Borrowers let banks off hook on rate cuts
The big banks don’t always offer the cheapest deals on mortgages, writes Sophie Elsworth
JUST one in 150 home loan customers bother to phone up their bank and demand a better deal, it can be revealed.
Despite dozens of lenders failing to pass on last month’s cash rate cut in full, multiple banking sources have told News Corp how few customers took them to task on why they didn’t receive the full rate cut.
The Reserve Bank of Australia board cut the cash rate to 0.75 per cent last month. It is not expected to drop further when the board meets tomorrow.

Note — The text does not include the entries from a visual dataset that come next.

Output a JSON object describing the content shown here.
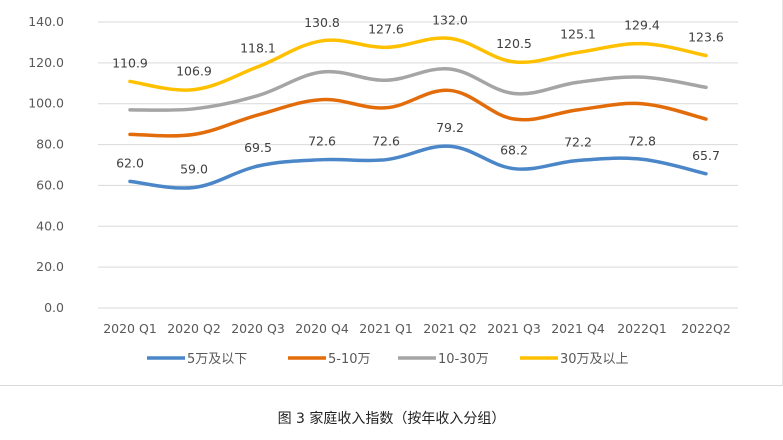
{
  "caption": "图 3 家庭收入指数（按年收入分组）",
  "chart_data": {
    "type": "line",
    "title": "",
    "xlabel": "",
    "ylabel": "",
    "categories": [
      "2020 Q1",
      "2020 Q2",
      "2020 Q3",
      "2020 Q4",
      "2021 Q1",
      "2021 Q2",
      "2021 Q3",
      "2021 Q4",
      "2022Q1",
      "2022Q2"
    ],
    "ylim": [
      0,
      140
    ],
    "yticks": [
      "0.0",
      "20.0",
      "40.0",
      "60.0",
      "80.0",
      "100.0",
      "120.0",
      "140.0"
    ],
    "grid": true,
    "legend_position": "bottom",
    "series": [
      {
        "name": "5万及以下",
        "color": "#4A86C8",
        "values": [
          62.0,
          59.0,
          69.5,
          72.6,
          72.6,
          79.2,
          68.2,
          72.2,
          72.8,
          65.7
        ],
        "labels": [
          "62.0",
          "59.0",
          "69.5",
          "72.6",
          "72.6",
          "79.2",
          "68.2",
          "72.2",
          "72.8",
          "65.7"
        ]
      },
      {
        "name": "5-10万",
        "color": "#E36C0A",
        "values": [
          85.0,
          85.0,
          94.5,
          102.0,
          98.0,
          106.5,
          92.5,
          97.0,
          100.0,
          92.5
        ],
        "labels": []
      },
      {
        "name": "10-30万",
        "color": "#A5A5A5",
        "values": [
          97.0,
          97.5,
          104.0,
          115.5,
          111.5,
          117.0,
          105.0,
          110.5,
          113.0,
          108.0
        ],
        "labels": []
      },
      {
        "name": "30万及以上",
        "color": "#FFC000",
        "values": [
          110.9,
          106.9,
          118.1,
          130.8,
          127.6,
          132.0,
          120.5,
          125.1,
          129.4,
          123.6
        ],
        "labels": [
          "110.9",
          "106.9",
          "118.1",
          "130.8",
          "127.6",
          "132.0",
          "120.5",
          "125.1",
          "129.4",
          "123.6"
        ]
      }
    ]
  }
}
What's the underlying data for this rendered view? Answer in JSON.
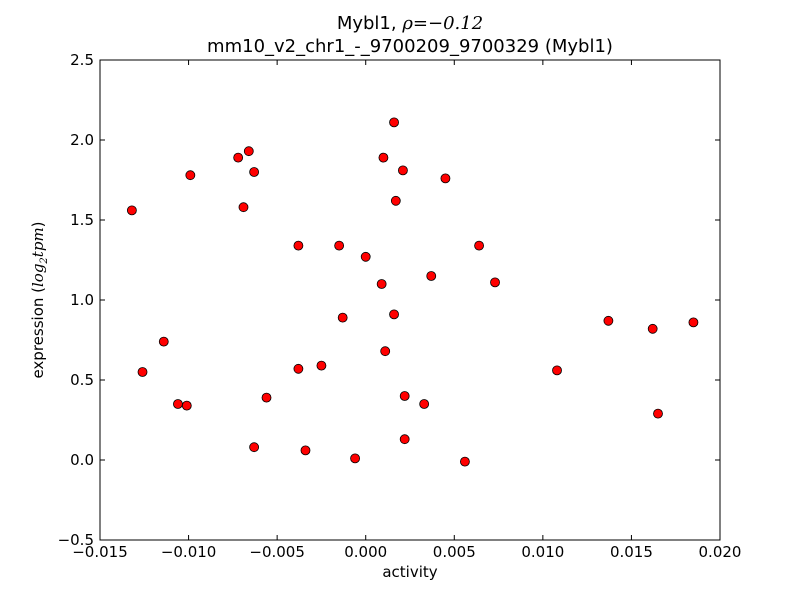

Mortgage Choice broker James Algar said once borrowers had secured their home loan they “lose interest and the banks take advantage of that”.
“We regularly see borrowers with rates around 4.8, 4.9 and in the fives on owner occupier principal and interest loans.”
Mr Algar said in many instances he was able to take off at least 1 percentage point on a borrower’s home loan rate.
Data from financial comparison site RateCity shows on variable home loans the cheapest deals start at 2.74 per cent.
The big four banks passed on between 0.55 and 0.59 percentage point drops of the 0.75 point cuts this year.
‘We are now paying $90 less per week than we were’ Former NAB customer Simmone Le Raye
SAVVY borrowers who are on the lookout for better mortgage deals are turning to smaller lenders to save money.
Australia’s customer-owned banking sector’s portion of housing loans climbed by 7.8 per cent in the 12 months to June, in contrast to the major banks, whose share grew by just 2.6 per cent.
However, the big four banks still dominate, holding 82.1 per cent of all housing loans in June, according to banking regulator data. Customer-owned banks, such as credit unions, held 5.4 per cent and other lenders had 12.5 per cent.
A spotlight was put on the big four banks last month when they failed to pass on the Reserve Bank of Australia’s 0.25 per cent cash rate cut in full. The big four lenders – the Commonwealth Bank, Westpac, ANZ and NAB – passed on cuts between 0.13 and 0.15 percentage points.
Simmone Le Raye, 39, is among those who have opted to try smaller banks. This year she refinanced her three-bedroom home, switching her mortgage from NAB to lender ME.
Paying an exorbitant interest rate of 4.76 per cent, she said to her husband Michael, “Let’s get away from the big four banks and look elsewhere”.
“We went from paying 4.76 per cent down to a three-year fixed rate of 3.73 per cent,” Mrs Le Raye said. “We are now paying $90 less per week than when we were with NAB.”
The pair consolidated their credit card debt into their mortgage and also purchased new furniture, taking out a loan of $260,000. Their repayments fell to $270 per week.
Federal Treasurer Josh Frydenberg last month ordered the consumer watchdog, the Australian Competition and Consumer Commission, to investigate the big banks’ refusal to pass on the recent spate of interest rate cuts in full.
The Customer Owned Banking Association’s director of strategy, Sally Mackenzie, said the financial services royal commission had “highlighted the benefit to look around at other providers in the market”.
“There are some really good alternatives out there in the market if people look beyond the big four,” she said.
Canstar found, on a $300,000
30-year home loan, the average variable rate for the big four banks was 4.01 per cent, compared with 3.82 per cent for the rest of the market.
For a borrower paying 4.01 per cent, their monthly repayments would be $1434 compared with those on 3.82 per cent paying $1401. It’s a saving of $11,770 over the life of the loan.
Mortgage Choice broker Scott Bament said he was writing a lot of loans with smaller lenders.
“I think the big four banks have lost a lot of trust,” he said. “Customers are more than happy to look at other institutions.”
Mr Bament said owner-occupier borrowers paying principal and interest should be looking for rates “in the very low threes”.